A resenha de hoje é do livro O Rato e a Montanha, baseado em uma fábula escrita pelo filósofo italiano Antonio Gramsci, ilustrado por Laia Domènech e lançado no Brasil pela Boitatá, o selo de literatura infantil da Editora Boitempo.

O texto no qual este livro se baseou foi escrito por Gramsci em 1931 em uma carta enviada a seus filhos no período em estava preso devido à perseguição política do regime fascista italiano.

Esse objetivo de se comunicar com seus filhos se reflete no caráter carinhoso e didático da narrativa, bem como no tom de esperança da história, apesar desta ter sido escrita em um contexto de cárcere e com seu país em estado de depressão econômica, desolação social e opressão política.

A fábula narra a saga de um rato que, arrependido por ter bebido o único copo de leite de um menino, busca pela cidade e pela natureza meios para que haja leite disponível novamente.
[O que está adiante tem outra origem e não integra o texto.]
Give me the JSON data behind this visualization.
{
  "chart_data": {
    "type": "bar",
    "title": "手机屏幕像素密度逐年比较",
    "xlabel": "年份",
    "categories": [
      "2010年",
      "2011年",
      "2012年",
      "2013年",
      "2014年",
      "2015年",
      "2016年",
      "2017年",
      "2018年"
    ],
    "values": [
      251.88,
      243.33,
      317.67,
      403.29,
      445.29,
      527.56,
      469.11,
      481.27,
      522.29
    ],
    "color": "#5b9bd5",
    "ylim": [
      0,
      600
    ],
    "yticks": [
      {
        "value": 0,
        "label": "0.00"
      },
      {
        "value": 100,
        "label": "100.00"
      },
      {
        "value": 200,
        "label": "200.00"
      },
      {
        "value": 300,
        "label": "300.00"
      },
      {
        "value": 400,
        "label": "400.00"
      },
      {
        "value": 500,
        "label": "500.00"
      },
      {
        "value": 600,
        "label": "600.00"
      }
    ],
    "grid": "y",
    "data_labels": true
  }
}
Para isso, o rato conversa com a cabra e descobre que ela não dá leite porque o campo não dá mais capim, e então conversa com o campo e descobre que ele não dá mais capim porque a fonte não dá mais água, e então conversa com a fonte, e assim por diante. Finalmente, o rato chega até a pobre montanha com “suas encostas desmatadas e os cursos dos riachos secos” em que os “homens de negócio haviam derrubado tudo”. A montanha concorda em fornecer material para ajudar a ter leite novamente para o menino sob a promessa de que, quando o menino crescesse, ele replantaria as árvores para a chuva voltar, e assim formar o riacho e regar o vale novamente. Desse modo, as terras voltariam a serem férteis.

Numa primeira camada, mais evidente, Gramsci deixa evidente sua visão de mundo, segundo a qual é possível obter o progresso de uma sociedade se todos indivíduos estiverem trabalhando colaborativamente visando um objetivo comum.

Numa segunda camada, Gramsci acaba tratando sobre as consequências das ações humanas para o clima, uma discussão à frente do seu tempo, já que escreveu em 1931. Por mais que o impacto humano diretamente sobre o meio ambiente local (no sentido de mudança da paisagem natural) já fosse debatido desde a Primeira Revolução Industrial no século XVIII, a mudança climática em decorrência dessas ações se tornou pauta de discussão apenas na década de 1970. Na carta original, Gramsci ainda explica: “a precipitação atmosférica volta a ser regular porque as árvores retêm os vapores e impedem que as torrentes devastem a planície”.

As ilustrações de Laia Domènech são predominantemente sem cor, o que permite estabelecer um contraste com as ilustrações das últimas página em que tons verdes surgem como indicativo da prosperidade alcançada pela comunidade.

O Rato e a Montanha oferece, ao mesmo tempo, tanto uma história com elementos de fábula, que conseguem despertar a atenção de crianças de todas as idades, como também um ensaio repleto de simbolismos para tratar de assuntos como economia local, coletividade e impactos ambientais.